FIRESCAPES – Fire Regimes in Socio-Cultural and Palaeoecological Environments

FIRESCAPES investigates how fire has shaped—and been shaped by—human land use practices across diverse ecosystems over millennia. Fire functions as both a natural ecological process and a cultural tool, influencing biodiversity, vegetation, and soil systems. This project integrates palaeoecological proxies (e.g., charcoal, pollen, geochemistry, FTIR) with archaeological and historical data to reconstruct long-term fire regimes in tropical rainforest ecotones, savannas, and montane forests. Research spans case studies in the Amazon, the Caribbean, southeastern Australia, Sri Lanka, California, and Africa—regions where fire has played critical roles in land management, ecological transformation, and social adaptation.

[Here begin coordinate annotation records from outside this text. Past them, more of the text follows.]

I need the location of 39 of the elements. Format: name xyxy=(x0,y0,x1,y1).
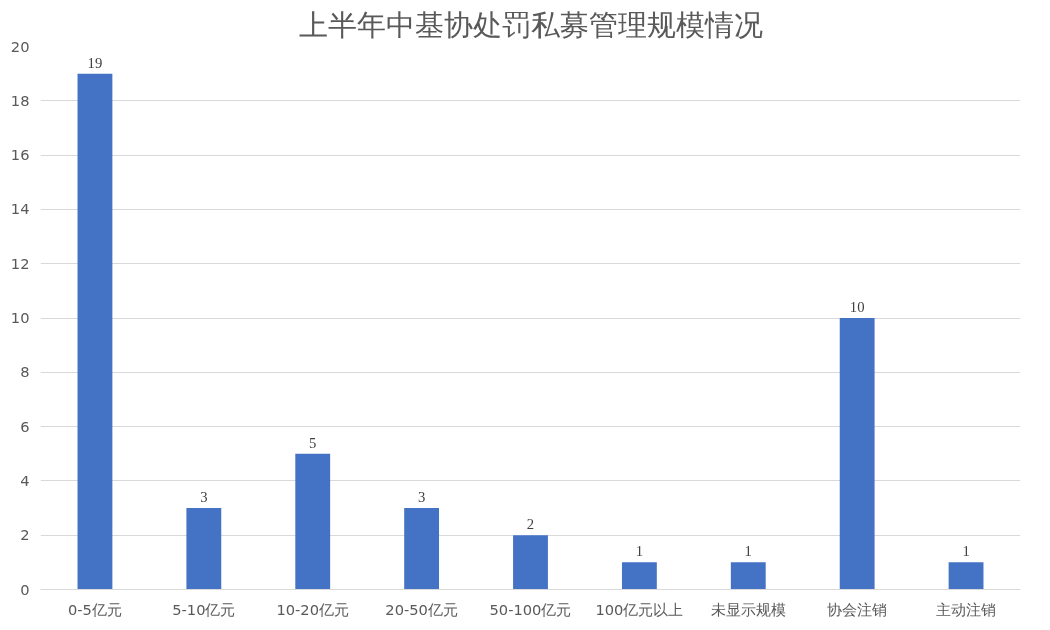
y-tick-label: 0 xyxy=(20,580,30,598)
y-tick-label: 16 xyxy=(10,146,30,164)
chart-title: 上半年中基协处罚私募管理规模情况 xyxy=(298,7,763,42)
bar xyxy=(186,508,222,590)
data-label: 1 xyxy=(962,543,970,560)
y-tick-label: 14 xyxy=(10,200,30,218)
data-label: 1 xyxy=(635,543,644,560)
y-tick-label: 4 xyxy=(20,471,30,489)
data-label: 2 xyxy=(526,516,535,533)
bar xyxy=(948,562,984,590)
bar xyxy=(77,73,113,590)
data-label: 1 xyxy=(744,543,752,560)
x-tick-label: 5-10亿元 xyxy=(172,600,236,618)
y-tick-label: 6 xyxy=(20,417,30,435)
x-tick-label: 协会注销 xyxy=(827,600,888,618)
bar xyxy=(404,508,440,590)
y-tick-label: 18 xyxy=(10,91,30,109)
y-tick-label: 10 xyxy=(10,309,30,326)
data-label: 10 xyxy=(849,299,865,315)
x-tick-label: 10-20亿元 xyxy=(276,600,350,618)
data-label: 5 xyxy=(309,434,317,451)
x-tick-label: 50-100亿元 xyxy=(489,600,572,618)
bar xyxy=(513,535,548,590)
x-tick-label: 0-5亿元 xyxy=(67,600,122,618)
x-tick-label: 20-50亿元 xyxy=(385,600,458,618)
y-tick-label: 8 xyxy=(20,363,30,381)
y-tick-label: 2 xyxy=(20,526,30,544)
x-tick-label: 100亿元以上 xyxy=(595,600,684,618)
data-label: 19 xyxy=(87,54,103,71)
x-tick-label: 未显示规模 xyxy=(710,600,786,618)
x-tick-label: 主动注销 xyxy=(936,600,997,618)
y-tick-label: 20 xyxy=(10,37,30,55)
data-label: 3 xyxy=(417,489,426,506)
bar xyxy=(295,453,331,590)
bar xyxy=(839,318,875,590)
bar xyxy=(730,562,766,590)
y-tick-label: 12 xyxy=(10,254,30,272)
bar xyxy=(621,562,657,590)
data-label: 3 xyxy=(200,489,208,506)
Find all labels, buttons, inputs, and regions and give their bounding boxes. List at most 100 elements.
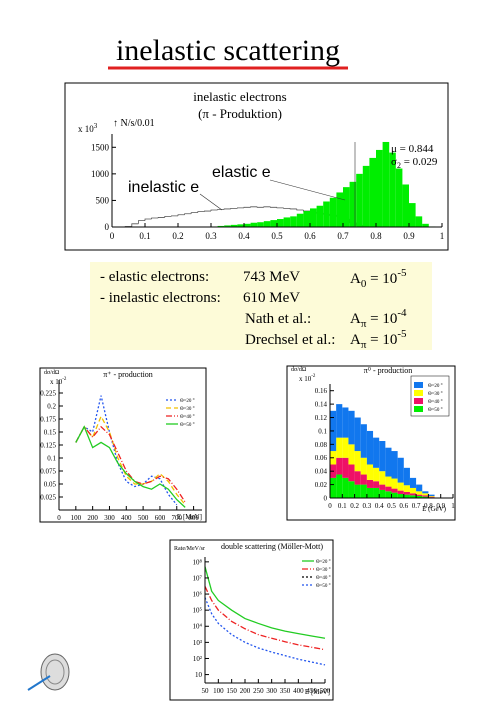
asym-base: A [350, 332, 361, 348]
stat-value: = 0.029 [401, 156, 438, 168]
histogram-bar [366, 487, 374, 498]
histogram-step [283, 207, 291, 209]
stat: μ = 0.844 [391, 143, 434, 155]
x-tick-label: 250 [253, 687, 264, 695]
x-tick-label: 0.5 [271, 231, 283, 241]
x-tick-label: 50 [202, 687, 210, 695]
legend-swatch [414, 390, 423, 396]
y-scale-base: x 10 [299, 375, 312, 383]
chart-title: π⁰ - production [364, 366, 413, 375]
y-tick-label: 0.14 [315, 401, 328, 409]
histogram-bar [379, 484, 386, 490]
histogram-bar [379, 471, 386, 485]
y-tick-label: 1000 [91, 169, 110, 179]
x-tick-label: 500 [320, 687, 331, 695]
asym-base: A [350, 271, 361, 287]
histogram-bar [349, 181, 357, 227]
x-tick-label: 0.2 [350, 502, 359, 510]
histogram-bar [360, 457, 367, 475]
histogram-bar [428, 494, 435, 496]
x-tick-label: 0 [110, 231, 115, 241]
histogram-bar [342, 407, 349, 438]
x-tick-label: 0.6 [399, 502, 408, 510]
asym-exp: -5 [397, 267, 407, 279]
histogram-step [243, 206, 251, 208]
histogram-step [157, 217, 165, 218]
histogram-bar [217, 225, 225, 227]
histogram-bar [354, 484, 361, 498]
histogram-bar [397, 493, 404, 498]
x-tick-label: 0.4 [238, 231, 250, 241]
histogram-bar [422, 495, 429, 497]
histogram-bar [403, 485, 410, 492]
chart-title: π⁺ - production [103, 370, 153, 379]
histogram-step [289, 208, 297, 210]
y-scale: x 10-2 [50, 377, 67, 386]
y-tick-label: 10 [195, 671, 203, 679]
histogram-step [144, 218, 152, 221]
histogram-bar [403, 491, 410, 495]
y-tick-label: 0.1 [47, 454, 56, 462]
note-label: Drechsel et al.: [245, 332, 335, 348]
histogram-bar [348, 410, 355, 445]
stat-symbol: σ [391, 156, 397, 168]
histogram-bar [329, 197, 337, 227]
x-tick-label: 0 [57, 514, 61, 522]
histogram-bar [360, 474, 367, 485]
asym-base: A [350, 311, 361, 327]
histogram-bar [373, 437, 380, 468]
histogram-bar [391, 478, 398, 489]
legend-label: Θ=30 ° [180, 407, 195, 412]
y-axis-label: dσ/dΩ [291, 367, 307, 373]
histogram-bar [336, 474, 343, 498]
y-scale-exp: -2 [311, 374, 316, 379]
histogram-bar [397, 482, 404, 491]
stat-symbol: μ [391, 143, 397, 155]
histogram-bar [416, 494, 423, 496]
histogram-bar [416, 484, 423, 492]
histogram-bar [385, 491, 392, 498]
note-label: - inelastic electrons: [100, 290, 221, 306]
histogram-step [131, 223, 139, 227]
histogram-step [276, 207, 284, 209]
chart-frame [39, 367, 207, 523]
histogram-bar [310, 208, 317, 227]
y-scale: x 103 [78, 122, 98, 134]
x-axis-label: E (GeV) [422, 505, 447, 513]
histogram-step [171, 215, 178, 217]
histogram-bar [348, 444, 355, 465]
histogram-bar [402, 184, 409, 227]
y-tick-label: 0.08 [315, 441, 328, 449]
histogram-bar [397, 490, 404, 494]
asym-eq: = 10 [366, 271, 397, 287]
histogram-bar [336, 192, 343, 227]
histogram-bar [376, 149, 383, 227]
histogram-bar [422, 491, 429, 494]
legend-label: Θ=20 ° [180, 399, 195, 404]
legend-label: Θ=50 ° [428, 408, 443, 413]
histogram-bar [422, 493, 429, 496]
histogram-bar [237, 224, 244, 227]
legend-label: Θ=50 ° [180, 423, 195, 428]
histogram-bar [290, 216, 297, 227]
histogram-bar [336, 404, 343, 438]
series-annotation: inelastic e [128, 179, 199, 196]
x-tick-label: 800 [188, 514, 199, 522]
y-scale-exp: -2 [62, 377, 67, 382]
series-line [75, 425, 186, 503]
histogram-step [223, 208, 231, 210]
legend-label: Θ=30 ° [316, 568, 331, 573]
x-tick-label: 400 [293, 687, 304, 695]
x-tick-label: 150 [226, 687, 237, 695]
histogram-bar [343, 187, 350, 227]
histogram-bar [342, 457, 349, 478]
histogram-bar [409, 203, 416, 227]
y-scale-base: x 10 [78, 124, 94, 134]
asym-eq: = 10 [366, 332, 397, 348]
histogram-bar [379, 441, 386, 472]
y-tick-label: 0.02 [315, 481, 328, 489]
y-tick-label: 0.2 [47, 402, 56, 410]
histogram-bar [422, 223, 429, 227]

By tracing past fire frequency, intensity, and ecological impacts, the project identifies socio-environmental tipping points, from past Indigenous cultural burning to colonial land-use intensification and industrial-era disruptions. These long-term records reveal how changing fire dynamics intersect with broader patterns of land use, deforestation, and climate variability. The findings support the development of fire-adapted land management strategies and contribute to discussions on resilience, sustainability, and regenerative practices in the face of escalating environmental pressures. While FIRESCAPES brings together diverse case studies on long-term fire dynamics, complementary work is currently under proposal to explore fire resilience and Indigenous knowledge integration at a broader scale.